Defining happiness can be elusive – a feeling that one is happy? Perhaps a more useful concept is well-being, or flourishing, which describes an entire life rather than just one emotion.
Anyhow, Brill did discuss data showing religious believers report greater happiness, suffer fewer psychological disorders (unless you count religious belief itself), recover better from setbacks, cope better with stress, and even have better health and longevity. Religion often does entail rules against harmful behaviors; and imparts a sense of meaning and purpose to life. All this contributes to a positive mental outlook which might affect our immune systems (thus further explaining the health effects). Brill noted that while fervent religious believers get these benefits, weak or conflicted believers are worse off than nonbelievers.
Morality (and feeling moral) is also important to us, and we’re constantly told that religion gives us morality. However, studies have shown that the actual moral behavior of religious believers is no better than for nonbelievers. Furthermore, there is no sign of moral breakdown in those European countries, particularly Scandinavian, where religion has almost vanished from people’s lives. To the contrary, these are among the world’s most orderly societies, with lower social pathologies like crime, substance abuse, teen pregnancy, etc., than in Godly America. (This shows, yet again, that basic morality is built into us by evolution, part of our adaptation of living in groups where social cohesion was vital for survival. We don’t get morality from religion; religion gets it from our human nature.)
Another factor in positive psychology is one’s relationship with truth and reality. We want to feel we are effective agents in negotiating our way through life’s reality. Brill invoked a thought experiment by philosopher Robert Nozick: Imagine a machine that simulates pleasurable experiences, producing sensations and emotive feelings identical to the real thing, or even better. Would you spend your life in the machine? Most people say no. They value truth and reality. This too comes from our evolutionary heritage: for our ancestors, distinguishing reality from illusion could well be a life-or-death matter.
And of course there is obvious dissonance between this truth tropism and religion. Some of us reject the Nozick machine of religious faith, and prefer living in the real world. Must this mean sacrificing the well-being that religion confers, as described above?
For all those mentioned studies, you have to be careful what effects are really being measured. As Brill elucidated, a key problem is that these tend largely to be studies of Americans. And when it comes to matters religious, American exceptionalism is very real. Brill showed stunning results from a survey asking, “Are you sure God exists?” About 60% of Americans said yes. But in other advanced countries, the yes percentages were so tiny that that belief could be considered eccentric.
(An aside: Why America is so religious is much debated. One thesis is that European social welfare systems are so protective that people feel no more need for divine help, in contrast to “harsh” America. I think that’s nonsense. While religion does thrive in poor benighted environments, Americans don’t have materially harsher existences than cosseted Europeans. The real difference is the First Amendment which, unlike in Europe, keeps government’s stultifying hands off religion, and forces churches to compete with one another. That free market in religion has (as free markets are wont to do) made a far more vibrant, dynamic, and user-friendly religious scene in the U.S.)

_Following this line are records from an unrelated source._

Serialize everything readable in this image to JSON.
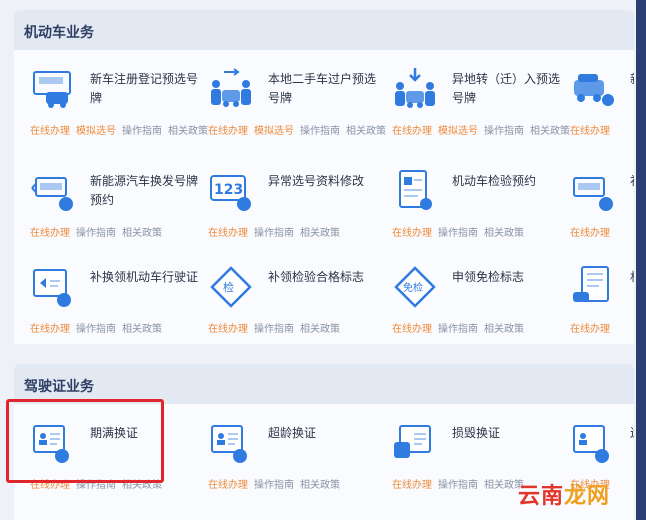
{
  "sections": {
    "motor": {
      "title": "机动车业务"
    },
    "license": {
      "title": "驾驶证业务"
    }
  },
  "links": {
    "online": "在线办理",
    "simulate": "模拟选号",
    "guide": "操作指南",
    "policy": "相关政策"
  },
  "motor_services": [
    {
      "name": "新车注册登记预选号牌",
      "icon": "new-car-plate-icon"
    },
    {
      "name": "本地二手车过户预选号牌",
      "icon": "car-transfer-icon"
    },
    {
      "name": "异地转（迁）入预选号牌",
      "icon": "car-move-in-icon"
    },
    {
      "name": "新",
      "icon": "car-plate-icon"
    },
    {
      "name": "新能源汽车换发号牌预约",
      "icon": "ev-plate-icon"
    },
    {
      "name": "异常选号资料修改",
      "icon": "number-123-icon"
    },
    {
      "name": "机动车检验预约",
      "icon": "inspection-doc-icon"
    },
    {
      "name": "补",
      "icon": "plate-reissue-icon"
    },
    {
      "name": "补换领机动车行驶证",
      "icon": "driving-permit-icon"
    },
    {
      "name": "补领检验合格标志",
      "icon": "inspection-mark-icon"
    },
    {
      "name": "申领免检标志",
      "icon": "exempt-mark-icon"
    },
    {
      "name": "机",
      "icon": "vehicle-doc-icon"
    }
  ],
  "license_services": [
    {
      "name": "期满换证",
      "icon": "id-card-expired-icon"
    },
    {
      "name": "超龄换证",
      "icon": "id-card-age-icon"
    },
    {
      "name": "损毁换证",
      "icon": "id-card-damaged-icon"
    },
    {
      "name": "遗",
      "icon": "id-card-lost-icon"
    }
  ],
  "watermark": {
    "part1": "云南",
    "part2": "龙网"
  },
  "colors": {
    "accent": "#2f7be0",
    "link_orange": "#ef8a3a",
    "highlight_red": "#e0262a"
  }
}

Anyhow, America’s unique religiosity has a big effect on the happiness studies. People want to fit in; to belong; to meet societal expectations. In America, that means religion. A key element of well-being is social connectedness; we are deeply social animals (again the evolutionary result of living in groups that had to hang together). What the studies really show is that it’s the social and fellowship aspects of religious participation that confer the benefits – not so much the private, inner belief. Socially isolated believers don’t get those benefits.
So, in America, it’s hardly surprising that the religious believer far more easily taps into all the well-being benefits of fitting in with other like-minded people, than does the nonbeliever, who more often feels like a pariah. No wonder religious folks tend to be happier; but, again, it’s not religious belief per se that causes this, it’s the social penumbra of religious participation.
That’s harder for nonbelievers to replicate, but by no means impossible. You just have to work a little more at it. Humanist groups are scarcer than churches, but they exist. And understanding that our life on Earth is the only one we get makes improving that life, both for oneself and others, the central humanist value. That is all the purpose and meaning anyone needs.
And the rewards of the humanist path are actually greater. One can thereby live authentically, without that annoying tension between belief and reality. For human beings, bio-engineered to care about truth, living in the real world is better than religion’s fantasyland.